Bakal merger dengan Bank BJB, bagaimana nasib rights issue Bank Banten?



KONTAN.CO.ID - JAKARTA. Deputi Komisioner Humas Dan Logistik Otoritas Jasa Keuangan (OJK) Anto Prabowo menyatakan pihaknya tak akan serta merta membatalkan aksi penambahan modal PT Bank Pembangunan Daerah Banten Tbk (BEKS) seiring rencana penggabungan usaha dengan PT Bank Pembangunan Daerah Jawa Barat Tbk (BJBR).

“Semua akan ada pertimbangannya melihat dinamika yang ada,” katanya kepada Kontan.co.id, Jumat (24/4).

Anto juga mengimbau agar para nasabah kedua bank tidak panik, dan melakukan penarikan dana berlebihan. Menurutnya, Bank BJB akan segera melakukan uji kelaikan atas rencana merger ini.

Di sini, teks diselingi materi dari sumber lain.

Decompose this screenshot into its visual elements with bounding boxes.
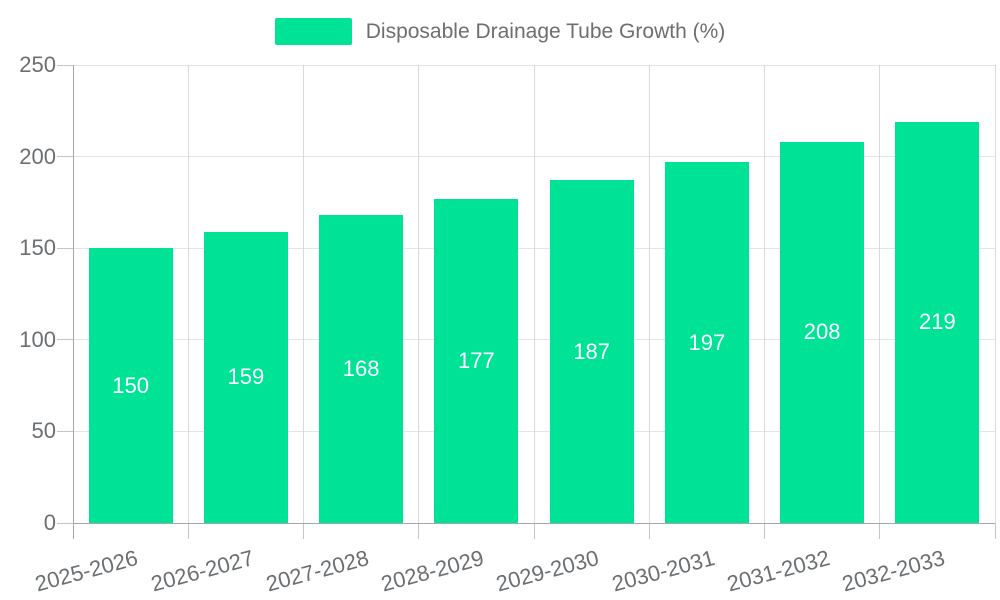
x-tick-label: 2029-2030 (493, 545, 602, 597)
x-gridline (879, 65, 881, 523)
x-tick-label: 2032-2033 (839, 545, 948, 597)
bar-value-label: 168 (342, 356, 380, 382)
x-gridline (648, 65, 650, 523)
x-gridline (533, 65, 535, 523)
bar-value-label: 219 (919, 309, 956, 335)
x-tick-mark (764, 523, 765, 539)
x-tick-label: 2026-2027 (147, 545, 257, 597)
y-tick-label: 200 (19, 143, 56, 169)
bar-2030-2031[interactable] (664, 162, 749, 523)
y-tick-mark (57, 339, 73, 341)
bar-value-label: 150 (112, 372, 149, 398)
x-tick-label: 2031-2032 (724, 545, 833, 597)
y-tick-label: 250 (19, 52, 56, 77)
x-tick-mark (994, 523, 996, 539)
bar-value-label: 208 (803, 319, 841, 345)
x-gridline (187, 65, 189, 523)
x-tick-label: 2028-2029 (378, 545, 487, 597)
y-tick-label: 0 (43, 510, 56, 535)
y-tick-mark (57, 522, 73, 524)
bar-2031-2032[interactable] (780, 141, 865, 523)
y-tick-mark (57, 156, 73, 158)
x-gridline (994, 65, 996, 523)
x-tick-mark (418, 523, 420, 539)
x-tick-label: 2027-2028 (263, 545, 372, 597)
x-tick-mark (879, 523, 881, 539)
bar-2032-2033[interactable] (895, 121, 980, 523)
x-tick-label: 2030-2031 (608, 545, 718, 597)
chart-legend[interactable]: Disposable Drainage Tube Growth (%) (0, 16, 1000, 46)
y-tick-mark (57, 247, 73, 249)
x-gridline (418, 65, 420, 523)
legend-marker-icon (274, 17, 352, 45)
y-tick-mark (57, 64, 73, 66)
bar-value-label: 197 (688, 329, 726, 355)
bar-2029-2030[interactable] (549, 180, 634, 523)
legend-label: Disposable Drainage Tube Growth (%) (365, 19, 726, 43)
bar-2028-2029[interactable] (434, 198, 519, 523)
bar-2026-2027[interactable] (203, 231, 288, 523)
y-axis-line (72, 65, 74, 539)
bar-value-label: 177 (458, 347, 495, 373)
y-tick-mark (57, 430, 73, 432)
x-gridline (764, 65, 765, 523)
y-tick-label: 150 (19, 235, 56, 261)
x-tick-mark (187, 523, 189, 539)
bar-value-label: 187 (573, 338, 610, 364)
x-axis-line (73, 522, 995, 524)
x-tick-mark (648, 523, 650, 539)
y-tick-label: 100 (19, 326, 56, 352)
x-tick-label: 2025-2026 (32, 545, 141, 597)
bar-2025-2026[interactable] (88, 248, 173, 523)
x-gridline (303, 65, 304, 523)
bar-2027-2028[interactable] (319, 215, 404, 523)
x-tick-mark (533, 523, 535, 539)
x-tick-mark (303, 523, 304, 539)
bar-value-label: 159 (227, 364, 265, 390)
y-tick-label: 50 (31, 418, 56, 444)
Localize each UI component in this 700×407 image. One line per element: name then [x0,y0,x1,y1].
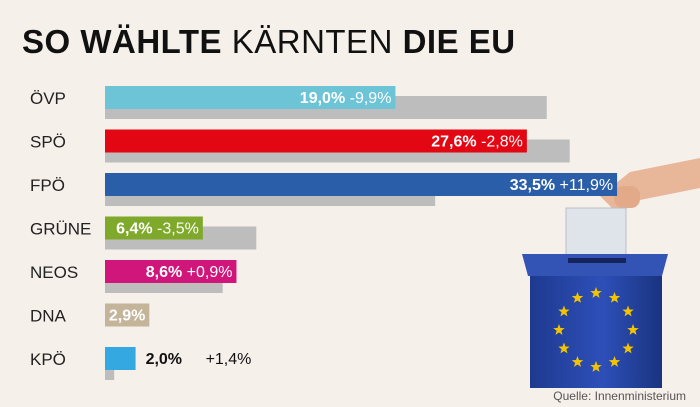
title-part-2: KÄRNTEN [231,23,393,60]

Baca Juga: OJK: Merger Bank Banten dan BJB murni aksi korporasi

Dalam keterangan resminya pada 14 April 2020, Direktur Utama Bank Banten Fahmi Bagus Mahesa mengatakan saat ini aksi tersebut telah memasuki tahap registrasi pertama OJK.

“Kami telah menerima hasil telaahan dari OJK dan sedang melengkapi tambahan informasi atas Pernyataan Pendaftaran yang disampaikan tersebut. Walaupun Pandemi COVID-19 berpotensi untuk memundurkan jadwal aksi korporasi yang telah ditentukan, namun yang paling penting adalah proses penguatan permodalan Bank Banten tetap berjalan di tahun 2020.” kata Fahmi.

Bank Banten memang berencana melakukan penambahan modal dengan hak memesan efek terlebih dahulu alias rights issue untuk menerbitkan 400 miliar saham baru.

Jumlah tersebut setara 40% modal dasar senilai Rp 8 per lembar saham. Adapun Fahmi bilang, via aksi ini, perseroan bisa meningkatkan modal hingga Rp 3,2 triliun.

Per Desember 2019 modal inti Bank Banten cuma senilai Rp 154,13 miliar, merosot hingga 53,86% (yoy) dibandingkan 2018 senilai Rp 334,07 miliar. Capital adequacy ratio (CAR) perseroan juga sudah berada di titik nadir sebesar 9,01%.

Baca Juga: Sebelum merger dengan BJB, Bank Banten direncanakan merger dengan BJB Syariah

Sebagai gambaran, merujuk POJK 15/POJK.03/2017 tentang Penetapan Status dan Tindak Lanjut Pengawasan Bank Umum, bank dengan CAR paling rendah 8% bisa diklasifikasikan sebagai bank dalam pengawasan intensif (BDPI).